By default, RIP updates are forwarded out all RIP enabled interfaces. However, RIP updates really only need to be sent out interfaces connecting to other RIP enabled routers.
For instance, refer to the topology in Figure 1. RIP sends updates out of its G0/0 interface even though no RIP device exists on that LAN. R1 has no way of knowing this and, as a result, sends an update every 30 seconds. Sending out unneeded updates on a LAN impacts the network in three ways:
- Wasted Bandwidth - Bandwidth is used to transport unnecessary updates. Because RIP updates are either broadcasted or multicasted; therefore, switches also forward the updates out all ports.
- Wasted Resources - All devices on the LAN must process the update up to the transport layers, at which point the devices will discard the update.
- Security Risk - Advertising updates on a broadcast network is a security risk. RIP updates can be intercepted with packet sniffing software. Routing updates can be modified and sent back to the router, corrupting the routing table with false metrics that misdirect traffic.

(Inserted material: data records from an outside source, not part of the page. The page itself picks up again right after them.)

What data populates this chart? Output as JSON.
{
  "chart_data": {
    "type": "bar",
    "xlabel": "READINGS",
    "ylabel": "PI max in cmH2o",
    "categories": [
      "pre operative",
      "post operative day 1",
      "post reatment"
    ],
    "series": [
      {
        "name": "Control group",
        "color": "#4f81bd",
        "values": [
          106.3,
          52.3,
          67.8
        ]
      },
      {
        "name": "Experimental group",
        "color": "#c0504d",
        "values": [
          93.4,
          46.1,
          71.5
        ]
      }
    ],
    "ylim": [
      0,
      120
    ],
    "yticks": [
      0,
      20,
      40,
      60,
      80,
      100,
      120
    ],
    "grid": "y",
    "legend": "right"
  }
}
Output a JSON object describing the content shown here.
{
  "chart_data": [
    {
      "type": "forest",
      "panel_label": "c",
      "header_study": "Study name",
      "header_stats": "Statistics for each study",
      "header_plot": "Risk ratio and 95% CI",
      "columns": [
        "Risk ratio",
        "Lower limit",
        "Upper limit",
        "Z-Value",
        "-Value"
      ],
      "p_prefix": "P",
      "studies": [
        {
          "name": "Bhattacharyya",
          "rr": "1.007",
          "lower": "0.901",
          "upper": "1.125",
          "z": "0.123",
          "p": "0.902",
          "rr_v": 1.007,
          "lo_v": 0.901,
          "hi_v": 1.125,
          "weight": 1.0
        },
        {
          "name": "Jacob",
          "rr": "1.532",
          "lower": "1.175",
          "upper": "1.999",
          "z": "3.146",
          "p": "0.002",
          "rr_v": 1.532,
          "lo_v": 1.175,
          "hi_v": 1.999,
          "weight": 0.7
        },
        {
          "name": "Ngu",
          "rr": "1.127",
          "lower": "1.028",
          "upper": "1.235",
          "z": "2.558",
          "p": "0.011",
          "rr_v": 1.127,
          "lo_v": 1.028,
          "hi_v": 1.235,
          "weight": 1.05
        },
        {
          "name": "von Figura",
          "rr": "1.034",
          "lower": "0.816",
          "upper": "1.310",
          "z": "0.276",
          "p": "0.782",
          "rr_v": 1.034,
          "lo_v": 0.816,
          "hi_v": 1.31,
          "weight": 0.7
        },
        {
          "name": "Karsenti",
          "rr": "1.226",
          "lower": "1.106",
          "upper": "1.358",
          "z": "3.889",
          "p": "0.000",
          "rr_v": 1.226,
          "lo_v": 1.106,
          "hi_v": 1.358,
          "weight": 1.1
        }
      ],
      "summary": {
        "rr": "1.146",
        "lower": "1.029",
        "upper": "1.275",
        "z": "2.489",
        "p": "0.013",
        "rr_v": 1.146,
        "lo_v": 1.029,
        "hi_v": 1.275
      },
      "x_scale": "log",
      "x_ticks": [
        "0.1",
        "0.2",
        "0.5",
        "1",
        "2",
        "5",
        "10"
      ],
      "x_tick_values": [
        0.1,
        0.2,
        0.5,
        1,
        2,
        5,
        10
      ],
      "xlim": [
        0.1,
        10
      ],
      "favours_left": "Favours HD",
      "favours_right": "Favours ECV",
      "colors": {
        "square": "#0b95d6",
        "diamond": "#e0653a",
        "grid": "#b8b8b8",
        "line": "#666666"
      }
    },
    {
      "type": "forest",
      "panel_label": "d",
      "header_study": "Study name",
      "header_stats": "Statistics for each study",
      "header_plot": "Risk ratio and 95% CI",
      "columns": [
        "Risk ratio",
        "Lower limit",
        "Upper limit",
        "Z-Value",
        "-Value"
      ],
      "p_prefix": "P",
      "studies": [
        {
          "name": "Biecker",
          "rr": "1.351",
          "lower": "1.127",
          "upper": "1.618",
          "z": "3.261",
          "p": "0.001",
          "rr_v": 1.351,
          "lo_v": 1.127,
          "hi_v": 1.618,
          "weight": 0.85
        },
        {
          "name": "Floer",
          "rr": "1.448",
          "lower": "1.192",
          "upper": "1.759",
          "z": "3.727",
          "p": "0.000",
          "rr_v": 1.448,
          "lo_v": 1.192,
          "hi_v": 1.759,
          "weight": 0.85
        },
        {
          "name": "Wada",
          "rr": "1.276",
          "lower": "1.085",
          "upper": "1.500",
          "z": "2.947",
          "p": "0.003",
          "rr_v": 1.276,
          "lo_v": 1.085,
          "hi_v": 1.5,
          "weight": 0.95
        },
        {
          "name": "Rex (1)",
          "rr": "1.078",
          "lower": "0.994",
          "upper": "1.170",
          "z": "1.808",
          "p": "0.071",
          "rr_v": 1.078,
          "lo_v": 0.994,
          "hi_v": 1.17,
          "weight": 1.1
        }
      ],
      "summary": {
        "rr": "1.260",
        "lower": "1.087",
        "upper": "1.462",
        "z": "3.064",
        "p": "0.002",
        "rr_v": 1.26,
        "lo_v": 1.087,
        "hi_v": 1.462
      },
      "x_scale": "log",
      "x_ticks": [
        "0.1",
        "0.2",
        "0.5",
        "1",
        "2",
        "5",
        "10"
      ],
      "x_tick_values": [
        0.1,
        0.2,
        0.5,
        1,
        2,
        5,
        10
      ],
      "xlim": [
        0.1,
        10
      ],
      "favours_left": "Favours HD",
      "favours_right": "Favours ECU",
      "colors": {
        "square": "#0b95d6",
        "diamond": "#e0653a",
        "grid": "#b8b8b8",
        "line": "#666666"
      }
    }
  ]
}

Use the passive-interface router configuration command to prevent the transmission of routing updates through a router interface, but still allow that network to be advertised to other routers. The command stops routing updates out the specified interface. However, the network that the specified interface belongs to is still advertised in routing updates that are sent out other interfaces.
There is no need for R1, R2, and R3 to forward RIP updates out of their LAN interfaces. The configuration in Figure 2 identifies the R1 G0/0 interface as passive. The show ip protocols command is then used to verify that the Gigabit Ethernet interface was passive. Notice that the G0/0 interface is no longer listed as sending or receiving version 2 updates, but instead is now listed under the Passive Interface(s) section. Also notice that the network 192.168.1.0 is still listed under Routing for Networks, which means that this network is still included as a route entry in RIP updates that are sent to R2.
Note: All routing protocols support the passive-interface command.
Use the Syntax Checker in Figure 3 to configure the LAN interface as a passive interface on R2 and R3.
As an alternative, all interfaces can be made passive using the passive-interface default command. Interfaces that should not be passive can be re-enabled using the no passive-interface command.